The Zeitz Museum of Contemporary Art Africa, also known as Zeitz MOCAA, is a contemporary art museum located at the V&A Waterfront in Cape Town, South Africa.
The building, designed by English architect Thomas Heatherwick, is the largest museum of contemporary African art in the world and has been hailed as Africa’s answer to the Tate Modern.
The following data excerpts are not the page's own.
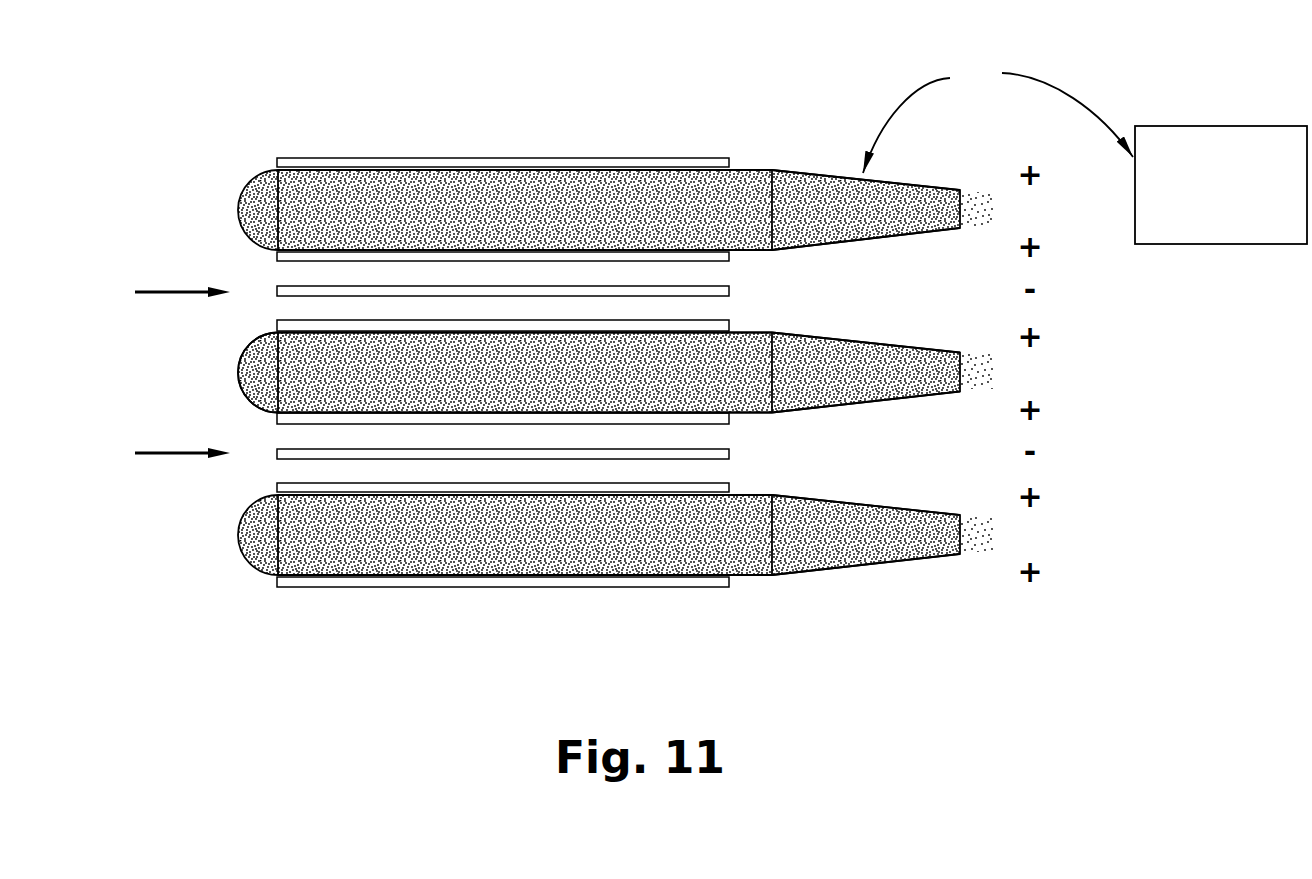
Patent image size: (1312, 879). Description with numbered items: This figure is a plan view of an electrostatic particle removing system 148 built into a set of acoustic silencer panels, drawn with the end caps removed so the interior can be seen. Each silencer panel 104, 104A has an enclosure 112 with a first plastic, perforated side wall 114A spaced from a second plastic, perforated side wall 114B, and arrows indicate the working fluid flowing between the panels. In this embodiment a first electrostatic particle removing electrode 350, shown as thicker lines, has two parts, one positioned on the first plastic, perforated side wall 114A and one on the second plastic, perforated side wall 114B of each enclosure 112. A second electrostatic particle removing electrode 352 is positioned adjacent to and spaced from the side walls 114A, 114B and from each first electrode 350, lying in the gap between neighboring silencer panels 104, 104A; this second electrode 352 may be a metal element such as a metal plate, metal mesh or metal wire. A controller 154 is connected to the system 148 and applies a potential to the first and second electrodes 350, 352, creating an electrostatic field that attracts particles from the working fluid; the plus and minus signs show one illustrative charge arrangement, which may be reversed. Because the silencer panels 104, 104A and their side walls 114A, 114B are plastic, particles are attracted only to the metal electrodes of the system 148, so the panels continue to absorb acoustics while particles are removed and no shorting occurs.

The silencer panel 104 is at (245, 170).
The silencer panel 104A is at (237, 377).
The enclosure 112 is at (743, 168).
The first plastic, perforated side wall 114A is at (757, 168).
The second plastic, perforated side wall 114B is at (757, 250).
The electrostatic particle removing system 148 is at (998, 117).
The controller 154 is at (1199, 218).
The first electrostatic particle removing electrode 350 is at (345, 322).
The second electrostatic particle removing electrode 352 is at (630, 445).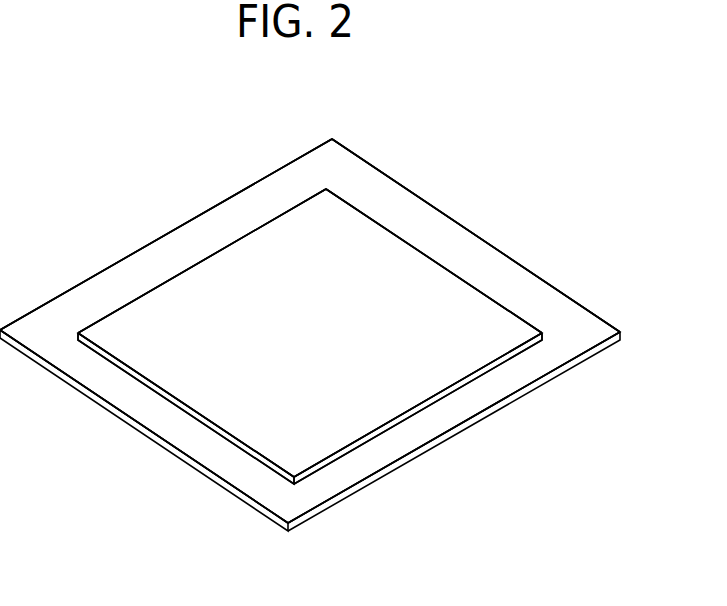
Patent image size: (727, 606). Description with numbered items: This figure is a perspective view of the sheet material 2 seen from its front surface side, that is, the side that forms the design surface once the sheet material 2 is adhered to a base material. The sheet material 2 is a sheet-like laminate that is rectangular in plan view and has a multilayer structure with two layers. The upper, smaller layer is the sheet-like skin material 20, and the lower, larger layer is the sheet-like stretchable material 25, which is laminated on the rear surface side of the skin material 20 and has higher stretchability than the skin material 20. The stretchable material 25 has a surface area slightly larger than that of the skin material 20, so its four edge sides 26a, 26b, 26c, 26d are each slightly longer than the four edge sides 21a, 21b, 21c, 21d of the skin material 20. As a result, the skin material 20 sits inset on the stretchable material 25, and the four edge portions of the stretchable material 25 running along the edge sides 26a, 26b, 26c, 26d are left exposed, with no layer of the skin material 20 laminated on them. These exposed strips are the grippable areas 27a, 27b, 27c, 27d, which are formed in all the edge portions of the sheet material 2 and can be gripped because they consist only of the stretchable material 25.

The sheet material 2 is at (540, 175).
The skin material 20 is at (318, 205).
The edge side of skin material 21a is at (233, 243).
The edge side of skin material 21b is at (135, 377).
The edge side of skin material 21c is at (457, 385).
The edge side of skin material 21d is at (455, 275).
The stretchable material 25 is at (333, 158).
The edge side of stretchable material 26a is at (173, 227).
The edge side of stretchable material 26b is at (174, 455).
The edge side of stretchable material 26c is at (427, 452).
The edge side of stretchable material 26d is at (430, 205).
The grippable area 27a is at (142, 273).
The grippable area 27b is at (212, 450).
The grippable area 27c is at (383, 448).
The grippable area 27d is at (510, 277).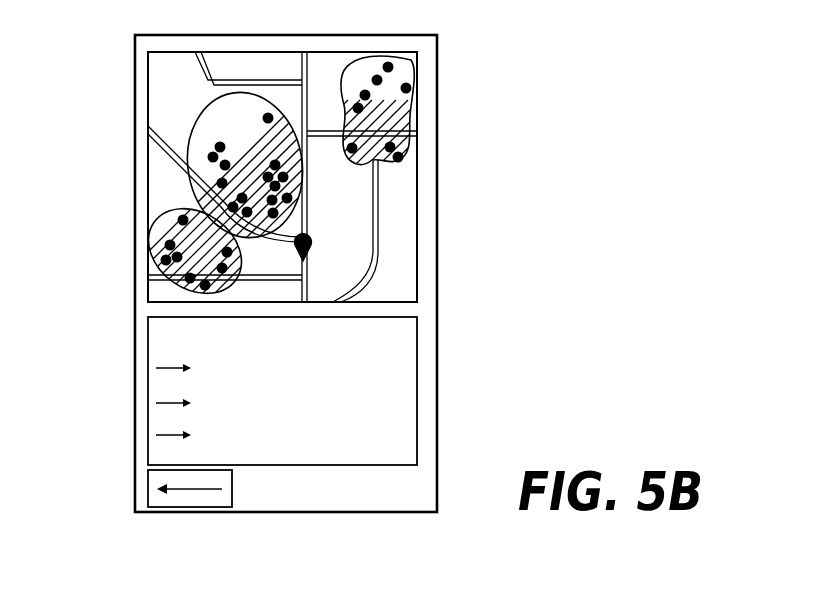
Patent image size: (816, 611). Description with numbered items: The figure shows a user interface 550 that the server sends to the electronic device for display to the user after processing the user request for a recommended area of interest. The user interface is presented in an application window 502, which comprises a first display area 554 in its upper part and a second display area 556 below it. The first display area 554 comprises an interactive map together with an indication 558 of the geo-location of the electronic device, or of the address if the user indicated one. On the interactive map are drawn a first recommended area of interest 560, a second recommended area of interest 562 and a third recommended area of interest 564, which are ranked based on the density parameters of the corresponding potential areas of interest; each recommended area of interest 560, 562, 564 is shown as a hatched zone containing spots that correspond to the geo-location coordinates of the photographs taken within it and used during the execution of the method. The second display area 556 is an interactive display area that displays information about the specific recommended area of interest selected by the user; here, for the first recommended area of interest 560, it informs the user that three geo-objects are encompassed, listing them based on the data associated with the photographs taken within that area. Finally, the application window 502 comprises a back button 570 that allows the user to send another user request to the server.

The user interface 550 is at (329, 303).
The application window 502 is at (440, 200).
The first display area 554 is at (289, 189).
The second display area 556 is at (418, 388).
The indication 558 is at (306, 247).
The first recommended area of interest 560 is at (162, 128).
The second recommended area of interest 562 is at (152, 256).
The third recommended area of interest 564 is at (410, 68).
The back button 570 is at (178, 508).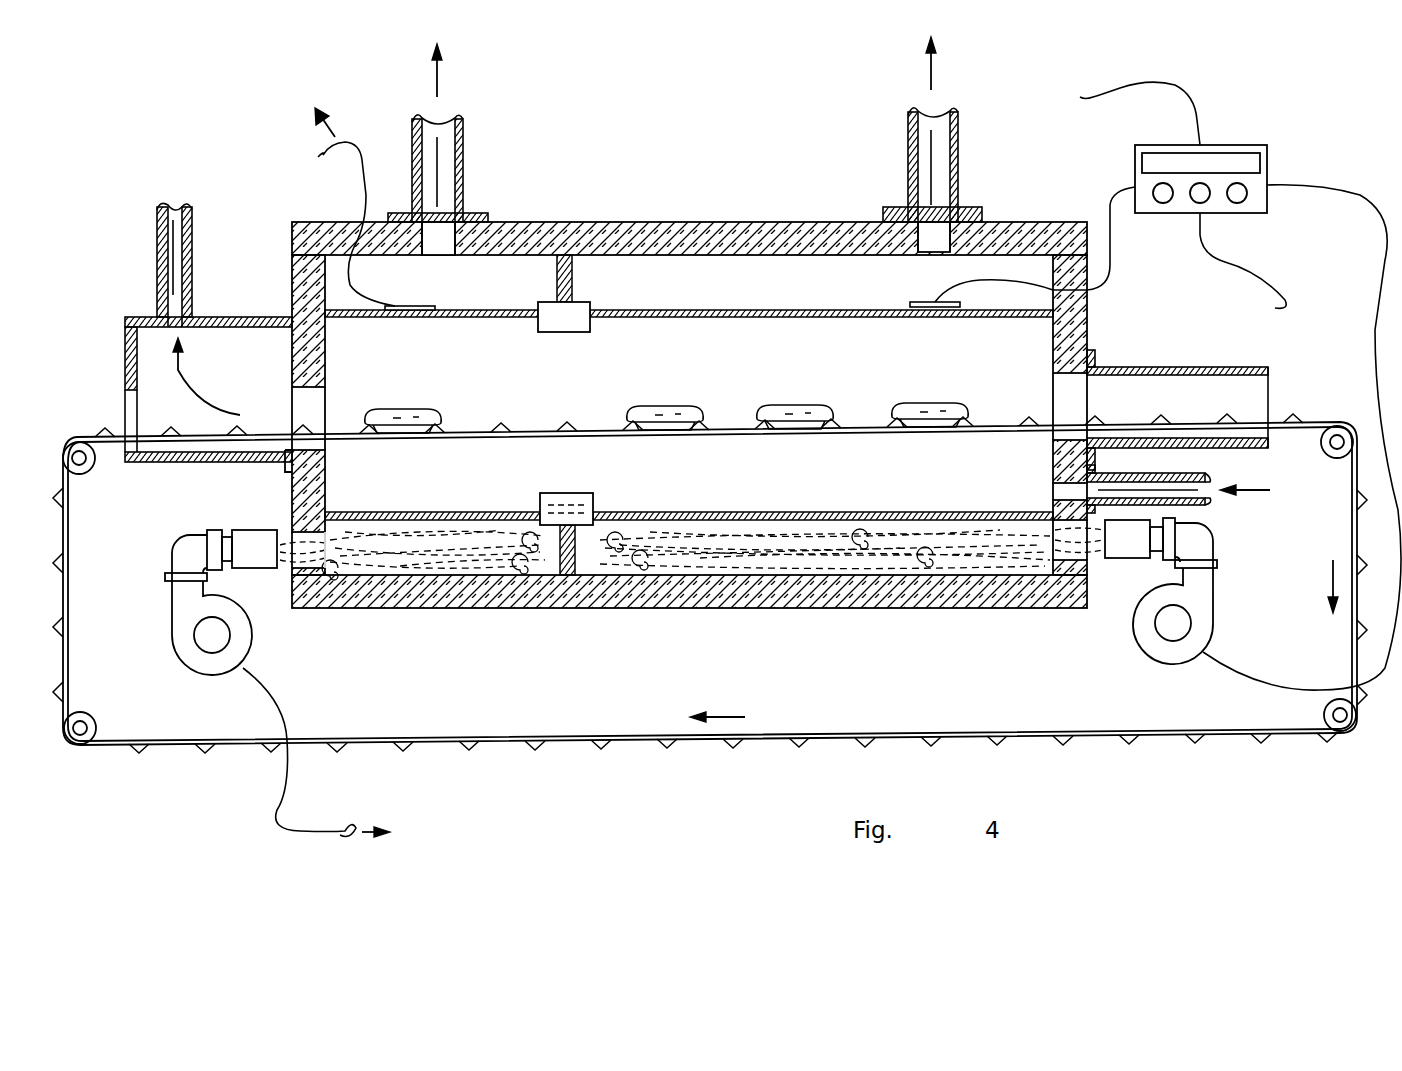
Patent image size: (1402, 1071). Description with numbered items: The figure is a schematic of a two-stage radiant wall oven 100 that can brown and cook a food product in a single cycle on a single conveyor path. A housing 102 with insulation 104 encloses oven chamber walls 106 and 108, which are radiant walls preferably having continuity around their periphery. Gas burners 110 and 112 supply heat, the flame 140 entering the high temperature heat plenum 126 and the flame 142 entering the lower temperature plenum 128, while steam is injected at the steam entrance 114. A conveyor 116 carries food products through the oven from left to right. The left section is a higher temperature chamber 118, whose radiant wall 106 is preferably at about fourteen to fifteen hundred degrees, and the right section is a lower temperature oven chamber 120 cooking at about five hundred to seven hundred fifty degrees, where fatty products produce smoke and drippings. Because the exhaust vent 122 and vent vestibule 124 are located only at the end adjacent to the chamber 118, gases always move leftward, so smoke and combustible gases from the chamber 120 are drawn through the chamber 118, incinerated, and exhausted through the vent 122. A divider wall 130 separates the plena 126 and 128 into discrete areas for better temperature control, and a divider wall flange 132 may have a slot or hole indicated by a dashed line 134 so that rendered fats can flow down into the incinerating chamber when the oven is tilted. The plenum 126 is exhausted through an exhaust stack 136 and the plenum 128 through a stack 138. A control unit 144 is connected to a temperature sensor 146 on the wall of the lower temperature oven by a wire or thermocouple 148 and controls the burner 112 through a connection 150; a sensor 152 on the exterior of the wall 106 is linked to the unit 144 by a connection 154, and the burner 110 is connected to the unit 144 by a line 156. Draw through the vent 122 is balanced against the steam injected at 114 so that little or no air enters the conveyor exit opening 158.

The oven 100 is at (724, 460).
The housing 102 is at (675, 232).
The insulation 104 is at (810, 232).
The oven chamber wall 106 is at (470, 318).
The oven chamber wall 108 is at (693, 320).
The gas burner 110 is at (172, 675).
The gas burner 112 is at (1127, 628).
The steam entrance 114 is at (1052, 487).
The conveyor 116 is at (1167, 737).
The higher temperature chamber 118 is at (457, 366).
The lower temperature oven chamber 120 is at (888, 356).
The exhaust vent 122 is at (195, 250).
The vent vestibule 124 is at (218, 355).
The heat plenum 126 is at (535, 289).
The heat plenum 128 is at (707, 289).
The divider wall 130 is at (572, 265).
The divider wall flange 132 is at (565, 332).
The slot or hole 134 is at (605, 498).
The exhaust stack 136 is at (465, 148).
The exhaust stack 138 is at (960, 160).
The flame 140 is at (380, 557).
The flame 142 is at (935, 545).
The control unit 144 is at (1267, 160).
The temperature sensor 146 is at (920, 302).
The wire or thermocouple 148 is at (1110, 205).
The connection 150 is at (1385, 207).
The sensor 152 is at (430, 306).
The connection 154 is at (360, 208).
The line 156 is at (1218, 255).
The conveyor exit opening 158 is at (1250, 397).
A public not-for-profit entity, the building was commissioned through a public/private partnership between the V&A Waterfront and German businessman, Jochen Zeitz.
On the banks of Table Bay and overlooking the Atlantic Ocean, the quite striking beauty of the museum building was constructed from the conversion of the historic Grain Silo, originally built in 1921 and decommissioned in 2001. Meticulously excavating large open spaces from the 42 densely packed concrete cylinders, architects attempted to conserve and celebrate the original structure’s industrial heritage.
Mark Coetzee, Zeitz-Mocaa’s executive director and chief curator, previously insisted that the vision of the museum is to provide a “platform for Africans to tell their own story and participate in the telling of that story.”
Delving deeper yet, Coetzee explained that the location of the building had been strategically planned out so that it is “geographically situated in Cape Town but has a dialogue with all 54 African states.”
“I think what is going to define all of this, in the end, is what is represented in the museum,” he added before explaining that past South Africans had been “excluded not only from visiting [museums] but also from being represented, or the way they were represented was problematic. It is going to win if the audience see themselves represented by their own artists.”